Background: The gut-brain axis (GBA), also known as the gut-brain-microbiota axis, is the bi-directional communication between the gastrointestinal environment and the brain, with the gut microbiota playing a central role. This connection is increasingly recognized as a key factor in the pathophysiology of Parkinson’s disease (PD). Diet influences the gut microbiota composition and function, but results from previous studies on healthy dietary patterns and PD risk are inconsistent. Most of the studies focused on single nutrients or food groups, though assessing overall dietary patterns may better reflect the combined effects of various foods on PD risk. In the Swedish Mammography Cohort and Cohort of Swedish Men, we found that higher intake of vitamin E and beta-carotene was associated with lower PD risk, but not vitamin C or total antioxidant capacity. Adherence to Mediterranean or Mediterranean-DASH Intervention for Neurodegenerative Delay diets has also been associated with better PD outcomes. The ketogenic diet, characterized by high fats, moderate proteins and very low carbohydrates, has also shown potential benefits for PD. In the Women’s Lifestyle and Health Study, we found lower PD risk with high adherence to the Mediterranean diet, though the study was limited by its all-female, relatively young cohort and lack of repeated dietary assessments.
Aim and hypothesis: We aim to evaluate the association between adherence to a Mediterranean dietary pattern or an anti-inflammatory diet and the risk of developing PD. Based on available evidence on the associations between Mediterranean and Western dietary patterns and microbiome composition, we hypothesize that Mediterranean and anti-inflammatory dietary patterns are both related to a lower risk of developing PD.

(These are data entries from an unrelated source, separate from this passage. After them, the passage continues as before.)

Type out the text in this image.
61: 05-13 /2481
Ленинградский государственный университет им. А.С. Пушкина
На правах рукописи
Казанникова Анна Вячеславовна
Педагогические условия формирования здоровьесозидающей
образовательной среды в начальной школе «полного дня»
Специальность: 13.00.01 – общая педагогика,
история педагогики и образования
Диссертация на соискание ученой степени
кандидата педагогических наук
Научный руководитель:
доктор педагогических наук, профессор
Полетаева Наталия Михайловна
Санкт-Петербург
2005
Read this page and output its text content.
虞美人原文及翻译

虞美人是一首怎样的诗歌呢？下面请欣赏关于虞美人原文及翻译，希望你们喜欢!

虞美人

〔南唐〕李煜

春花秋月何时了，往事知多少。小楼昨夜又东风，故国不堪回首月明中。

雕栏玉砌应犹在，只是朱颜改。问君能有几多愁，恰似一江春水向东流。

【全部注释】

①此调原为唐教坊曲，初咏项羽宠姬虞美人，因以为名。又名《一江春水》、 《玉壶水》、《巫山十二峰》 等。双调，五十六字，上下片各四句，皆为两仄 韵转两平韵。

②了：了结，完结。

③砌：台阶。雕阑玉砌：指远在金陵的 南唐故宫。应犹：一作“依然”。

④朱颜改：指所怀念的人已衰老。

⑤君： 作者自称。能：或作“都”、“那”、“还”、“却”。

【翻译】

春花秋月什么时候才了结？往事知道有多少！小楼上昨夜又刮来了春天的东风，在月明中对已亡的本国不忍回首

Methodology: We plan to conduct a prospective cohort study in SIMPLER. Participants responded to detailed questionnaires about diet and a large range of other lifestyle factors in 1987-1990 (women), 1997, 2008, and 2009. We will use the 1997 questionnaire as the baseline (38,984 women and 45,906 men), as this is the first year including dietary information for both cohorts. PD-free individuals will be followed from baseline until the end of follow-up. We will assess Mediterranean diet adherence by the modified Mediterranean diet score (mMED). The anti-inflammatory potential of the diet will be assessed by the anti-inflammatory dietary index (AIDI), which has been developed empirically and validated against serum high-sensitive CRP measurements in a subcohort of SIMPLER. We will use Cox proportional hazards regression to assess the relationship between adherence to healthy dietary pattern (Mediterranean diet and anti-inflammatory dietary index) and risk of PD, adjusting for attained age, sex, energy intake, alcohol, coffee, smoking, education, physical activity, BMI and comorbidities; dietary indices will be categorized in quartiles. Furthermore, we plan to use the repeated food frequency questionnaire measurements at time points 2009 and 2019 to perform a longitudinal analysis.